Todd Haynes has crafted a visually stunning picture with Carol, a lesbian love story brought to life with remarkable performances by Cate Blanchett and Rooney Mara. Although for all its beauty, Carol concludes with a sense that it could have been rounded-off with a better developed story.
Set in post-Second World War America in the early 1950s, Mara stars as Therese Belivet, a young and timid department store clerk with big aspirations of becoming a professional photographer. It becomes clear that there is a void in Therese's life which is not being fulfilled by her boyfriend Richard. However, when the sophisticated and much older Carol Aird, played by Blanchett, walks into the store one day and forgets her gloves, Therese's world is turned upside down in a much-desired yet unexpected way.
From the way she saunters around in luxurious fur to her meaningful, intense stares, Carol is subtly seductive and Therese is willingly lured into what becomes a forbidden love affair. With her porcelain looks and dark hair, Mara channels Audrey Hepburn to perfection and excels in portraying Therese's vulnerability, a noticeable contrast to Carol who exudes confidence and clearly has more experience in more ways than one.
The attraction between the two women is fascinating – while Therese tries to navigate her way around her love interest's mystique and intrigue, Carol appears to be bemused by the shop assistant's shyness, describing her as a Martian "flung out of space". Carol, the film, is wholly melodramatic with ferocious scenes between the title lead and her estranged husband Harge, but also bittersweet with drawn-out scenes delicately handling the lesbian affair yet taking more than an hour to get to the crux of the romance.
Fortunately, Carol is unique in that when the moment of intimacy does arrive for the star-crossed lovers, Haynes chooses not to exploit eroticism using just enough passion to protect the gentle love story he has developed.
In an era where homosexuality was not openly accepted, Therese is confused and lost in limbo, proved when she admits she struggles to decide what to order for lunch let alone whether she wants to marry Richard. Perhaps to present a stronger case for the forbidden nature of their relationship, the issue of homosexuality in wider society could have been explored further in Carol.
The attitude toward gay people is referenced occasionally, most notably by Harge who states that Carol must cut ties with Therese in order to share custody of their daughter Rindy. A curious Therese does bring up the subject loosely with Richard, asking if he has ever known a man to have feelings for another man without actually being gay, but the approach is not in-depth enough.

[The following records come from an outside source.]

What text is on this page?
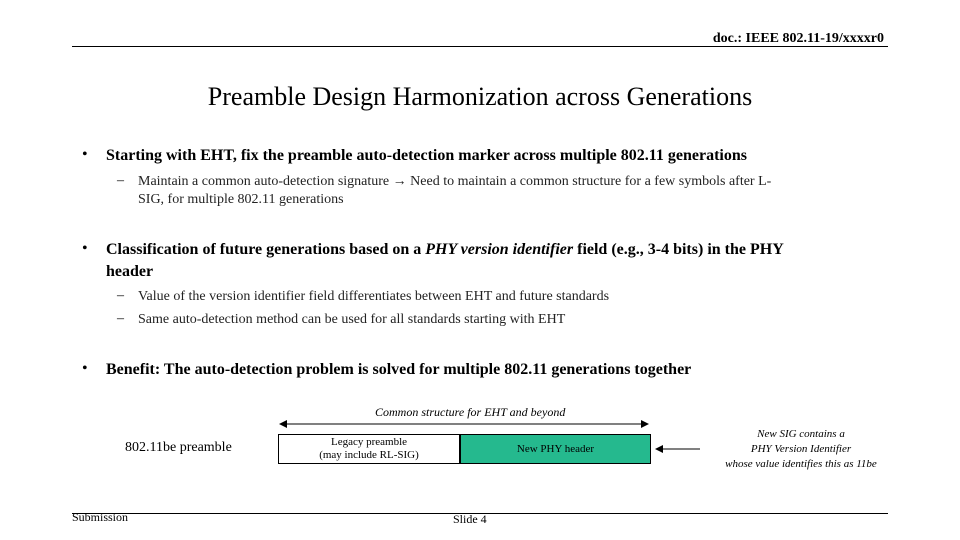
doc.: IEEE 802.11-19/xxxxr0
Preamble Design Harmonization across Generations
• Starting with EHT, fix the preamble auto-detection marker across multiple 802.11 generations
– Maintain a common auto-detection signature → Need to maintain a common structure for a few symbols after L-
SIG, for multiple 802.11 generations
• Classification of future generations based on a PHY version identifier field (e.g., 3-4 bits) in the PHY
header
– Value of the version identifier field differentiates between EHT and future standards
– Same auto-detection method can be used for all standards starting with EHT
• Benefit: The auto-detection problem is solved for multiple 802.11 generations together
Common structure for EHT and beyond
802.11be preamble	Legacy preamble
(may include RL-SIG)	New PHY header
New SIG contains a
PHY Version Identifier
whose value identifies this as 11be
Submission	Slide 4
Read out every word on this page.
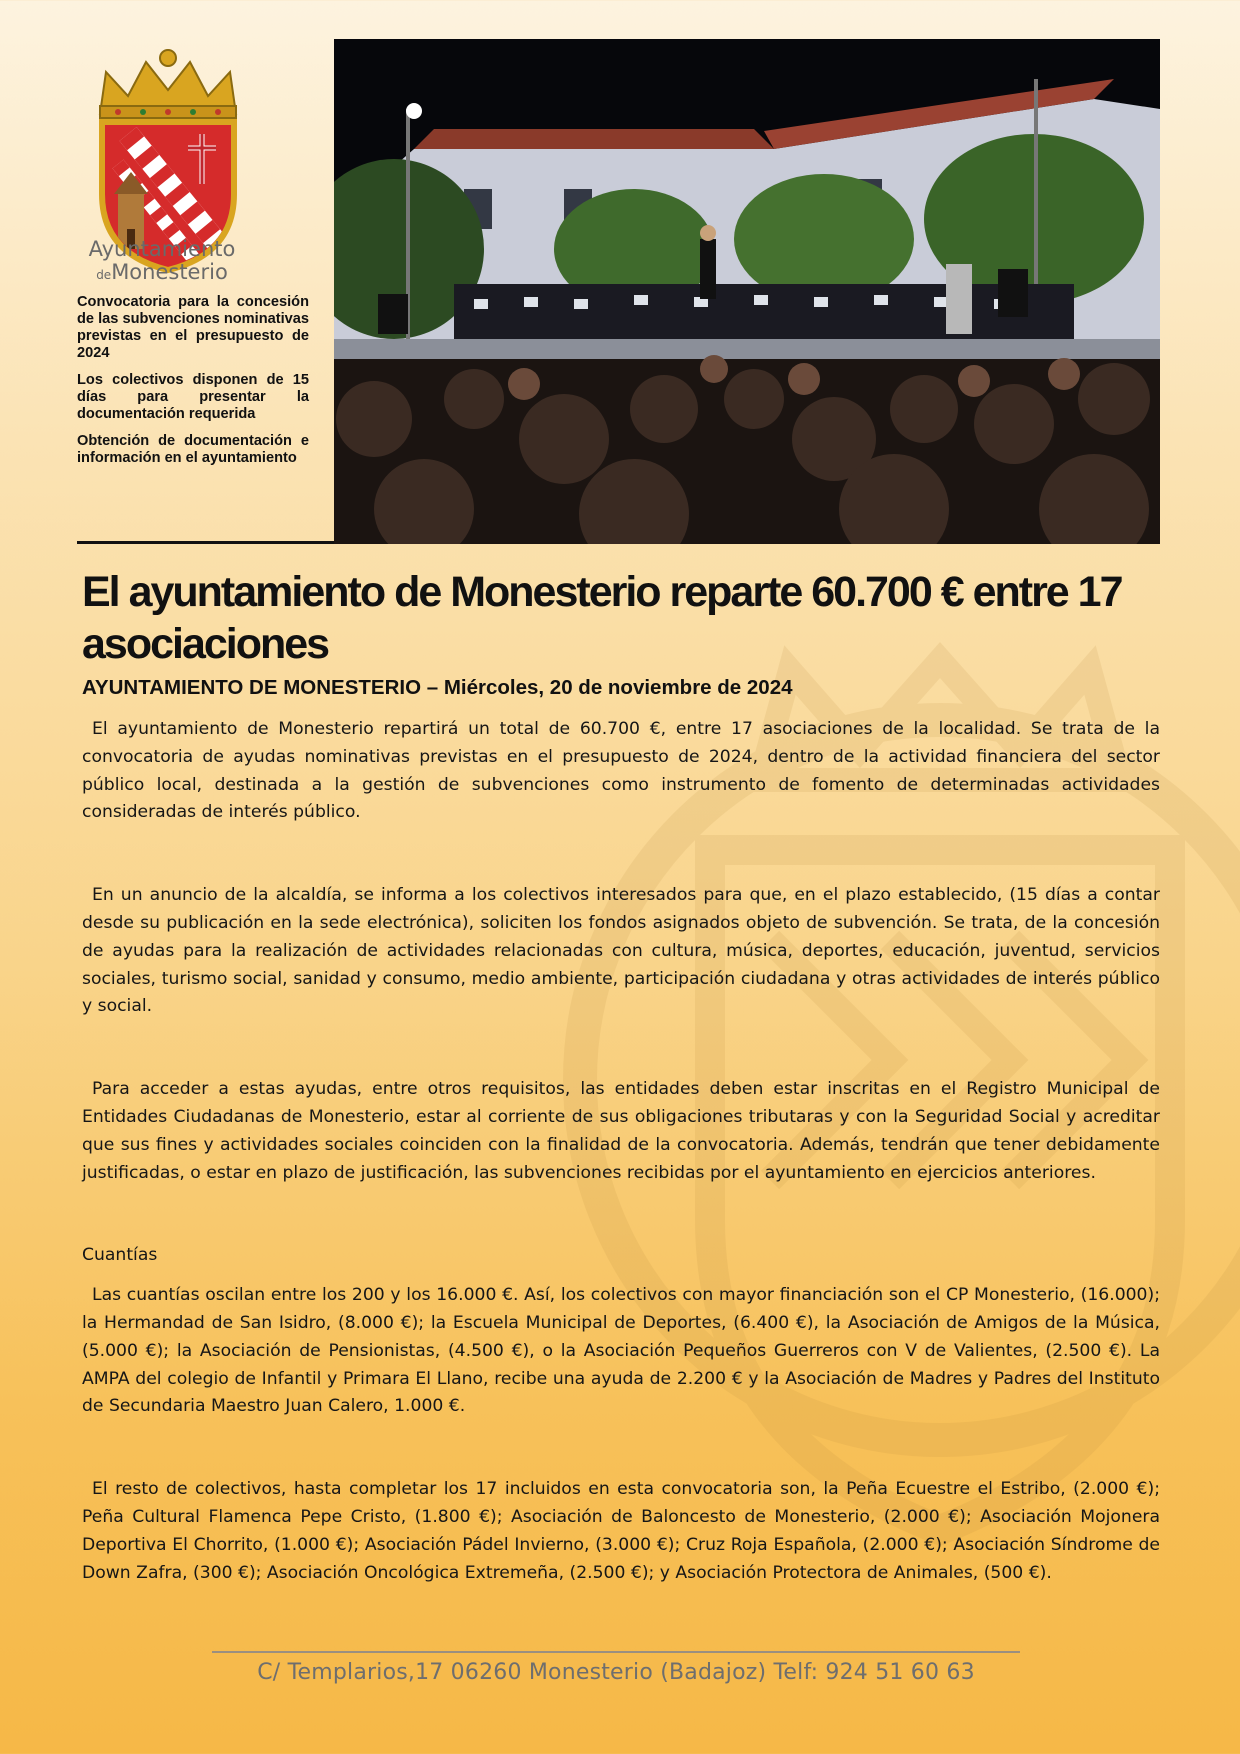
Ayuntamiento
deMonesterio

Convocatoria para la concesión de las subvenciones nominativas previstas en el presupuesto de 2024

Los colectivos disponen de 15 días para presentar la documentación requerida

Obtención de documentación e información en el ayuntamiento

El ayuntamiento de Monesterio reparte 60.700 € entre 17 asociaciones
AYUNTAMIENTO DE MONESTERIO – Miércoles, 20 de noviembre de 2024

El ayuntamiento de Monesterio repartirá un total de 60.700 €, entre 17 asociaciones de la localidad. Se trata de la convocatoria de ayudas nominativas previstas en el presupuesto de 2024, dentro de la actividad financiera del sector público local, destinada a la gestión de subvenciones como instrumento de fomento de determinadas actividades consideradas de interés público.

En un anuncio de la alcaldía, se informa a los colectivos interesados para que, en el plazo establecido, (15 días a contar desde su publicación en la sede electrónica), soliciten los fondos asignados objeto de subvención. Se trata, de la concesión de ayudas para la realización de actividades relacionadas con cultura, música, deportes, educación, juventud, servicios sociales, turismo social, sanidad y consumo, medio ambiente, participación ciudadana y otras actividades de interés público y social.

Para acceder a estas ayudas, entre otros requisitos, las entidades deben estar inscritas en el Registro Municipal de Entidades Ciudadanas de Monesterio, estar al corriente de sus obligaciones tributaras y con la Seguridad Social y acreditar que sus fines y actividades sociales coinciden con la finalidad de la convocatoria. Además, tendrán que tener debidamente justificadas, o estar en plazo de justificación, las subvenciones recibidas por el ayuntamiento en ejercicios anteriores.

Cuantías

Las cuantías oscilan entre los 200 y los 16.000 €. Así, los colectivos con mayor financiación son el CP Monesterio, (16.000); la Hermandad de San Isidro, (8.000 €); la Escuela Municipal de Deportes, (6.400 €), la Asociación de Amigos de la Música, (5.000 €); la Asociación de Pensionistas, (4.500 €), o la Asociación Pequeños Guerreros con V de Valientes, (2.500 €). La AMPA del colegio de Infantil y Primara El Llano, recibe una ayuda de 2.200 € y la Asociación de Madres y Padres del Instituto de Secundaria Maestro Juan Calero, 1.000 €.

El resto de colectivos, hasta completar los 17 incluidos en esta convocatoria son, la Peña Ecuestre el Estribo, (2.000 €); Peña Cultural Flamenca Pepe Cristo, (1.800 €); Asociación de Baloncesto de Monesterio, (2.000 €); Asociación Mojonera Deportiva El Chorrito, (1.000 €); Asociación Pádel Invierno, (3.000 €); Cruz Roja Española, (2.000 €); Asociación Síndrome de Down Zafra, (300 €); Asociación Oncológica Extremeña, (2.500 €); y Asociación Protectora de Animales, (500 €).

C/ Templarios,17 06260 Monesterio (Badajoz) Telf: 924 51 60 63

Although adapted from Patricia Highsmith's novel The Price Of Salt, Carol surprisingly has very little dialogue. Instead, Haynes develops the love story by playing on Mara and Blanchett's natural chemistry which results in many scenes where not much happens but a stripped conversation about trivial matters. Still, where Carol does fall flat in fleshing out an otherwise one-dimensional premise, it makes up in the talents of the core cast, which includes terrific support from Sarah Paulson as Carol's long-time friend and confidante and Kyle Chandler as Harge.
Following a successful debut at the Toronto, Cannes and BFI London film festivals, Carol is already a hot contender to clean up during awards season in 2016. Blanchett is already a favourite of the Academy Awards and adding another Oscar to her collection for her portrayal of the complicated Carol would certainly be well deserved. However, Mara completely shines in her role as Therese and is a pleasant surprise of Haynes' elegant picture.
Carol arrives at UK cinemas on 22 November 2015.